Exhaustive exercise also resulted in the impairment of subsequent critical swimming performance. Immediately following fatigue, snapper (85-160 g) were capable of sustained swimming activity at speeds of up to 60-70% Ucrit; however, critical swimming performance was reduced 30%, presumably due to limitations in WM function. There was no suggestion of the recovery of WM function within the first 30 minutes post-fatigue; thereafter, Ucrit was progressively restored, such that snapper were able to repeat their initial swimming performance in a second Ucrit test performed 2 hours after the conclusion of the first.
Snapper were moderately tolerant of hypoxia, oxygen-regulating at reduced oxygen tensions (<100 mmHg) by virtue of increased ventilatory rate and stroke volume, with a distinct bradycardia developing at PO₂ below 60 mmHg. Larger snapper appeared to possess a greater hypoxia tolerance than did smaller fish, with Pcrit resolved to 77 in 20 g fish, and 50 mmHg in 150 and 230 g fish. Exposure to moderate hypoxia (60-80 mmHg) during recovery from an exhaustive exercise event constrained MO₂ max to 78% of that of normoxic fish, however did not appear to impede the return of MO₂ to routine levels.

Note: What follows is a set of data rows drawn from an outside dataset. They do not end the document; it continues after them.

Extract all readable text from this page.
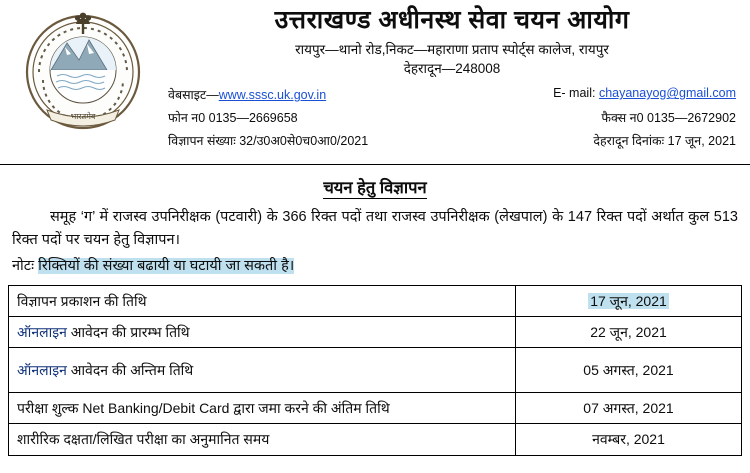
भारतमेव
उत्तराखण्ड अधीनस्थ सेवा चयन आयोग
रायपुर—थानो रोड,निकट—महाराणा प्रताप स्पोर्ट्स कालेज, रायपुर
देहरादून—248008
वेबसाइट—www.sssc.uk.gov.in	E- mail: chayanayog@gmail.com
फोन न0 0135—2669658	फैक्स न0 0135—2672902
विज्ञापन संख्याः 32/उ0अ0से0च0आ0/2021	देहरादून दिनांकः 17 जून, 2021
चयन हेतु विज्ञापन
समूह ‘ग’ में राजस्व उपनिरीक्षक (पटवारी) के 366 रिक्त पदों तथा राजस्व उपनिरीक्षक (लेखपाल) के 147 रिक्त पदों अर्थात कुल 513 रिक्त पदों पर चयन हेतु विज्ञापन।
नोटः रिक्तियों की संख्या बढायी या घटायी जा सकती है।
विज्ञापन प्रकाशन की तिथि	17 जून, 2021
ऑनलाइन आवेदन की प्रारम्भ तिथि	22 जून, 2021
ऑनलाइन आवेदन की अन्तिम तिथि	05 अगस्त, 2021
परीक्षा शुल्क Net Banking/Debit Card द्वारा जमा करने की अंतिम तिथि	07 अगस्त, 2021
शारीरिक दक्षता/लिखित परीक्षा का अनुमानित समय	नवम्बर, 2021
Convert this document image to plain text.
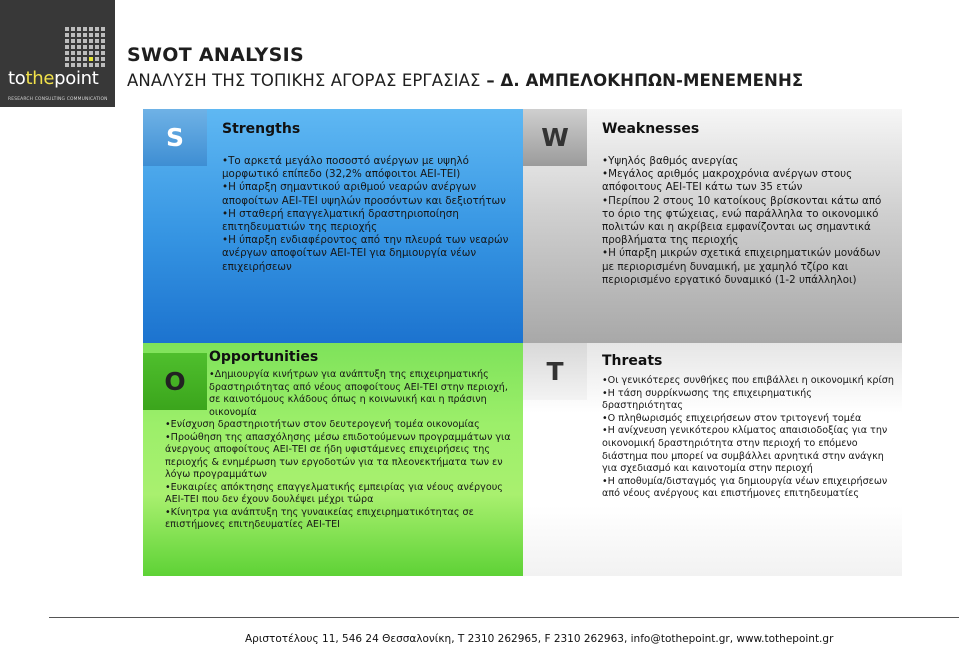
tothepoint
RESEARCH CONSULTING COMMUNICATION
SWOT ANALYSIS
ΑΝΑΛΥΣΗ ΤΗΣ ΤΟΠΙΚΗΣ ΑΓΟΡΑΣ ΕΡΓΑΣΙΑΣ – Δ. ΑΜΠΕΛΟΚΗΠΩΝ-ΜΕΝΕΜΕΝΗΣ
S	Strengths
• Το αρκετά μεγάλο ποσοστό ανέργων με υψηλό μορφωτικό επίπεδο (32,2% απόφοιτοι ΑΕΙ-ΤΕΙ)
• Η ύπαρξη σημαντικού αριθμού νεαρών ανέργων αποφοίτων ΑΕΙ-ΤΕΙ υψηλών προσόντων και δεξιοτήτων
• Η σταθερή επαγγελματική δραστηριοποίηση επιτηδευματιών της περιοχής
• Η ύπαρξη ενδιαφέροντος από την πλευρά των νεαρών ανέργων αποφοίτων ΑΕΙ-ΤΕΙ για δημιουργία νέων επιχειρήσεων
W	Weaknesses
• Υψηλός βαθμός ανεργίας
• Μεγάλος αριθμός μακροχρόνια ανέργων στους απόφοιτους ΑΕΙ-ΤΕΙ κάτω των 35 ετών
• Περίπου 2 στους 10 κατοίκους βρίσκονται κάτω από το όριο της φτώχειας, ενώ παράλληλα το οικονομικό πολιτών και η ακρίβεια εμφανίζονται ως σημαντικά προβλήματα της περιοχής
• Η ύπαρξη μικρών σχετικά επιχειρηματικών μονάδων με περιορισμένη δυναμική, με χαμηλό τζίρο και περιορισμένο εργατικό δυναμικό (1-2 υπάλληλοι)
O
Opportunities
• Δημιουργία κινήτρων για ανάπτυξη της επιχειρηματικής δραστηριότητας από νέους αποφοίτους ΑΕΙ-ΤΕΙ στην περιοχή, σε καινοτόμους κλάδους όπως η κοινωνική και η πράσινη οικονομία
• Ενίσχυση δραστηριοτήτων στον δευτερογενή τομέα οικονομίας
• Προώθηση της απασχόλησης μέσω επιδοτούμενων προγραμμάτων για άνεργους αποφοίτους ΑΕΙ-ΤΕΙ σε ήδη υφιστάμενες επιχειρήσεις της περιοχής & ενημέρωση των εργοδοτών για τα πλεονεκτήματα των εν λόγω προγραμμάτων
• Ευκαιρίες απόκτησης επαγγελματικής εμπειρίας για νέους ανέργους ΑΕΙ-ΤΕΙ που δεν έχουν δουλέψει μέχρι τώρα
• Κίνητρα για ανάπτυξη της γυναικείας επιχειρηματικότητας σε επιστήμονες επιτηδευματίες ΑΕΙ-ΤΕΙ
T	Threats
• Οι γενικότερες συνθήκες που επιβάλλει η οικονομική κρίση
• Η τάση συρρίκνωσης της επιχειρηματικής δραστηριότητας
• Ο πληθωρισμός επιχειρήσεων στον τριτογενή τομέα
• Η ανίχνευση γενικότερου κλίματος απαισιοδοξίας για την οικονομική δραστηριότητα στην περιοχή το επόμενο διάστημα που μπορεί να συμβάλλει αρνητικά στην ανάγκη για σχεδιασμό και καινοτομία στην περιοχή
• Η αποθυμία/δισταγμός για δημιουργία νέων επιχειρήσεων από νέους ανέργους και επιστήμονες επιτηδευματίες
Αριστοτέλους 11, 546 24 Θεσσαλονίκη, T 2310 262965, F 2310 262963, info@tothepoint.gr, www.tothepoint.gr
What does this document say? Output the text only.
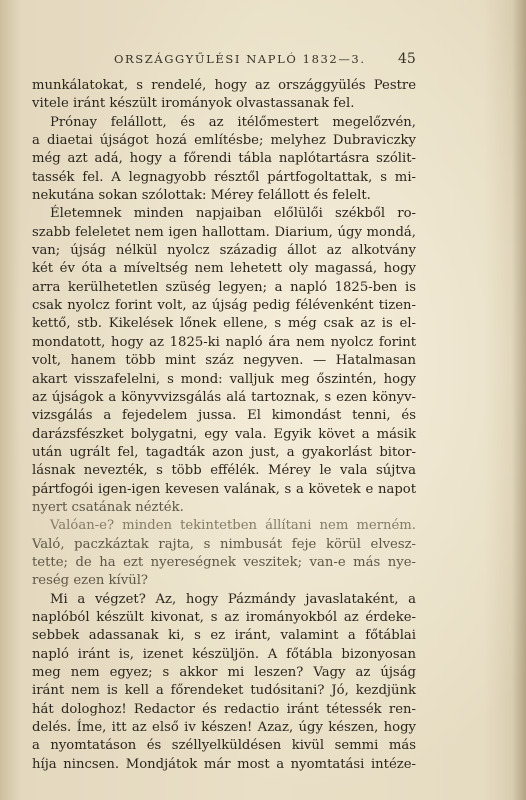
ORSZÁGGYŰLÉSI NAPLÓ 1832—3. 45
munkálatokat, s rendelé, hogy az országgyülés Pestre
vitele iránt készült irományok olvastassanak fel.
Prónay felállott, és az itélőmestert megelőzvén,
a diaetai újságot hozá említésbe; melyhez Dubraviczky
még azt adá, hogy a főrendi tábla naplótartásra szólit-
tassék fel. A legnagyobb résztől pártfogoltattak, s mi-
nekutána sokan szólottak: Mérey felállott és felelt.
Életemnek minden napjaiban előlülői székből ro-
szabb feleletet nem igen hallottam. Diarium, úgy mondá,
van; újság nélkül nyolcz századig állot az alkotvány
két év óta a míveltség nem lehetett oly magassá, hogy
arra kerülhetetlen szüség legyen; a napló 1825-ben is
csak nyolcz forint volt, az újság pedig félévenként tizen-
kettő, stb. Kikelések lőnek ellene, s még csak az is el-
mondatott, hogy az 1825-ki napló ára nem nyolcz forint
volt, hanem több mint száz negyven. — Hatalmasan
akart visszafelelni, s mond: valljuk meg őszintén, hogy
az újságok a könyvvizsgálás alá tartoznak, s ezen könyv-
vizsgálás a fejedelem jussa. El kimondást tenni, és
darázsfészket bolygatni, egy vala. Egyik követ a másik
után ugrált fel, tagadták azon just, a gyakorlást bitor-
lásnak nevezték, s több effélék. Mérey le vala sújtva
pártfogói igen-igen kevesen valának, s a követek e napot
nyert csatának nézték.
Valóan-e? minden tekintetben állítani nem merném.
Való, paczkáztak rajta, s nimbusát feje körül elvesz-
tette; de ha ezt nyereségnek veszitek; van-e más nye-
reség ezen kívül?
Mi a végzet? Az, hogy Pázmándy javaslataként, a
naplóból készült kivonat, s az irományokból az érdeke-
sebbek adassanak ki, s ez iránt, valamint a főtáblai
napló iránt is, izenet készüljön. A főtábla bizonyosan
meg nem egyez; s akkor mi leszen? Vagy az újság
iránt nem is kell a főrendeket tudósitani? Jó, kezdjünk
hát dologhoz! Redactor és redactio iránt tétessék ren-
delés. Íme, itt az első iv készen! Azaz, úgy készen, hogy
a nyomtatáson és széllyelküldésen kivül semmi más
híja nincsen. Mondjátok már most a nyomtatási intéze-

The present study is the first to examine in detail the swimming performance of snapper, and the consequences of exhaustive exercise for physiological condition. By understanding the swimming capacities of snapper, it may be possible to refine harvesting practices (i.e. tow speeds) or utilise technologies (i.e. net design) such that the water velocities through the trawl net are within the range at which the fish can swim sustainably, minimising the extent of stress and fatigue experienced by fish, and hence their effects on both quality and survival. The study also demonstrates that whilst snapper experience significant physiological disturbance during commercial harvesting, including significant mortality, some fish demonstrate the potential for metabolic recovery, which may permit their retention in an on-board tank facility for subsequent rested-type harvest. Finally, the present work highlights a number gaps in our understanding of the link between harvesting conditions and fish condition, and makes a number of suggestions for future studies or directions.